PUC preferred the services of the Air Force's deadly Spectre whenever it was available. It only flew at night and was vulnerable to certain kinds of threats, so he had to be careful when he asked for Spectre's support. When he did, Spectre's unique droning engines proclaimed to all that it owned the night.

“We called Basher at night, which was the call sign for the AC-130s,” PUC says. “It had a 25mm cannon, a 40mm automatic cannon, and a 105mm gun. The 105 gun camera is really
accurate. The next best player was the 2-seater Marine F-18s. That squadron did everything in their power to stay on station. We also had Harriers dropping bombs for us, Super Cobras, and Air Force F-16Cs.”

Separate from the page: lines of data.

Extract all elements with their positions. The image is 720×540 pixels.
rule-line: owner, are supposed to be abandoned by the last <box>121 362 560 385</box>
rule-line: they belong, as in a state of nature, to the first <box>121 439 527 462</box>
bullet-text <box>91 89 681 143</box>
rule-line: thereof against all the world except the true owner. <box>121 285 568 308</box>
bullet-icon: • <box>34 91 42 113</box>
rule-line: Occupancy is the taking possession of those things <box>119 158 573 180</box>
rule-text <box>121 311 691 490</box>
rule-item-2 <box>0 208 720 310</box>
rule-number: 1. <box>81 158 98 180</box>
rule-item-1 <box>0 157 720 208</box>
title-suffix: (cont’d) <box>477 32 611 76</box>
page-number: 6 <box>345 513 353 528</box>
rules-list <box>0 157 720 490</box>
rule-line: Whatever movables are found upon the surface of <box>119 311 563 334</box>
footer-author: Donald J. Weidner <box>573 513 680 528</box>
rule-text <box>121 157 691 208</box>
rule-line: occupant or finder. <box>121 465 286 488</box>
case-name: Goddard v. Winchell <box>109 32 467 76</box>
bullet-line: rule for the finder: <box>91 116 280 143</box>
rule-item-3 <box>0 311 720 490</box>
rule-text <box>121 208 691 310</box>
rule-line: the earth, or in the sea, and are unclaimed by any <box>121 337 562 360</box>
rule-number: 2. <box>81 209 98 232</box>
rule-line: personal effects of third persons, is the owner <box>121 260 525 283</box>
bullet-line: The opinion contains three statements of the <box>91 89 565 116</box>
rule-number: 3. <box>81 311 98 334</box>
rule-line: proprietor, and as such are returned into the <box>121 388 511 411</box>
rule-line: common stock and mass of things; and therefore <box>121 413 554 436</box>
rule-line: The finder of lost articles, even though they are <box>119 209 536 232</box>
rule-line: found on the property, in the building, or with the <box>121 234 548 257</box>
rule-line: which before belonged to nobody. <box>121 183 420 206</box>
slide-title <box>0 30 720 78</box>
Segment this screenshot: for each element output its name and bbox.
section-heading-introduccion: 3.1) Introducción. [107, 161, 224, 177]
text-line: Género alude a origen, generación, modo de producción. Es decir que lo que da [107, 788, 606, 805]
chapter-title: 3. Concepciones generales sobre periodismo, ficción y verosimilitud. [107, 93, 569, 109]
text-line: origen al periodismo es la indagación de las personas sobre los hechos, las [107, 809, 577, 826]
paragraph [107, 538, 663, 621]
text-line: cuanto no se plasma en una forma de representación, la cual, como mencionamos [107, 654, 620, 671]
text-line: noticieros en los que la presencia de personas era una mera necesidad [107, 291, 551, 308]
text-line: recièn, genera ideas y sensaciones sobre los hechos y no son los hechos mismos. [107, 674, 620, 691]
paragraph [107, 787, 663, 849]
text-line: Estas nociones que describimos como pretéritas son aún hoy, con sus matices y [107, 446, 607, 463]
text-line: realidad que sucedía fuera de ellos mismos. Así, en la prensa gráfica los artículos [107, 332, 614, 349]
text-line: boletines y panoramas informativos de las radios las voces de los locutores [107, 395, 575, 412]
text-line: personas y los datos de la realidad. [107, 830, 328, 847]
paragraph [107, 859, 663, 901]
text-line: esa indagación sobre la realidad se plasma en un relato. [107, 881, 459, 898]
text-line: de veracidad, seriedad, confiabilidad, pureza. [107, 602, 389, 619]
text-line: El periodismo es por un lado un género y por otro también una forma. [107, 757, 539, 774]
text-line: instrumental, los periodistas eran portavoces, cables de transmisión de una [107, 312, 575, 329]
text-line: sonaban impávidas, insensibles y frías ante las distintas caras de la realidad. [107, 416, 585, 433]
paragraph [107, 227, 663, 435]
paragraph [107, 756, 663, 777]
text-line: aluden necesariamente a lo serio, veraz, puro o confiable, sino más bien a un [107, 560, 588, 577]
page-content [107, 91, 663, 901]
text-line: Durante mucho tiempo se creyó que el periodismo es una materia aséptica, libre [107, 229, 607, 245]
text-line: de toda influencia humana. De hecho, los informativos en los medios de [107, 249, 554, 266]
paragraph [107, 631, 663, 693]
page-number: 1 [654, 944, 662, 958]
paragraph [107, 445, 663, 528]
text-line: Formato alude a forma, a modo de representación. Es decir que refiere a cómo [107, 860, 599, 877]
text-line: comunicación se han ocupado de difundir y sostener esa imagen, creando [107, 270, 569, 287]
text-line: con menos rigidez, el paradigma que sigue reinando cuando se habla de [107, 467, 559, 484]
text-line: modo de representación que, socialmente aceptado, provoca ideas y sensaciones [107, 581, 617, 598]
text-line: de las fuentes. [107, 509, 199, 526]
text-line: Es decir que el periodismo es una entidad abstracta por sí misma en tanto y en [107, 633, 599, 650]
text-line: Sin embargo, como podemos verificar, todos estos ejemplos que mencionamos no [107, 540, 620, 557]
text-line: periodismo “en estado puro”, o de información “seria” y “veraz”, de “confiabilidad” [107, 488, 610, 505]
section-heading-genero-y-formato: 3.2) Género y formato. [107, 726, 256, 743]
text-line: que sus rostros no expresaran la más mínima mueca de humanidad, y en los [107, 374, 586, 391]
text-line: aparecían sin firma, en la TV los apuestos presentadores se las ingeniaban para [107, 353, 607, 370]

PUC says they didn't spare ordnance. “During Fallujah, we dropped 91 laser-guided 500-pound bombs and 35 GPS 500-pound bombs. We dropped two 1,000-pound GPS bombs on a large complex—they flattened it. We dropped 10 laser Mavericks, called in 119 AC-130 strikes, 21 Hellfires, four TOWs, and nine fixed-wing strafing attacks. 3/1's FACs did not have one incident of fratricide while dropping all that ordnance.”

He emphasizes: “The air officer was not just me. We fought as a team. All the battalion's Forward Air Controllers were equally part of the team. I was there to coordinate and help. None of them needed me to call in an air strike.”

When air was too much and the CAAT teams not quite enough, Kilo called for Marine tank support. With all the Abrams grinding around Fallujah it would seem there would be plenty of them to go around. Unfortunately that wasn't the case. Tanks are high maintenance and require plenty of attention to give up their wares, and 3/1's companies and sister battalions all needed tank support, so they were in high demand. Buhl remembers that getting tanks was never easy, especially after battle damage began degrading them and they were taken out of battle for repairs.

“We couldn't touch the tactical integrity of the tanks,” Buhl explains. “They were loaned to us from Regiment and were part of RCT1. Each of the infantry battalions had a company of tanks. A company sounds like a lot of tanks—three platoons of four tanks and the commander and XO—but with two up and two back for rearming and refueling, and sometimes maintenance that took them out, we never had too many at once.”

The next best thing to tanks was Weapons Co.'s own weapons. It could provide Mark-19s that knocked the buildings down chunk by chunk, TOWs that could flatten them or kill everyone inside, Javelins that were deadly accurate and almost as destructive as the TOWs, and Ma Deuce, the .50-cal weapon they could always count on to ruin an insurgent's day. When Ma got done talking most of what had been in front of her was blasted to oblivion.

Occasionally the Marines simply bashed their way through strongpoints using satchel charges made from C-5 plastic explosives and sledgehammers—whatever it took to make a hole. Later on, after casualties mounted and the fight grew personal and bitter, they simply blew houses to pieces without going inside. According to Lieutenant Grapes, the rule was “Never enter a house without throwing into it something that explodes.”

MITCHELL'S MEMORIES

One of the Marines who wholeheartedly believed in following Grape's rule was R. J. Mitchell. The self-assured sergeant with Hollywood good looks believed in never giving the insurgents a chance. His ability to think under fire earned him a meritorious promotion to Sergeant at Fallujah, but he was too shot up to know about it until he got out of the hospital a month later. Mitchell was awarded the Navy Cross in July 2006, the Marine Corps' second-highest honor, second only to the Medal of Honor, for bravery for his actions with Kasal at Fallujah. Kasal considers Mitchell's small-unit leadership skills impeccable and his warrior spirit unquenchable. Grapes says Mitchell never flinched until he was wounded for a fourth time and finally yielded to his pain.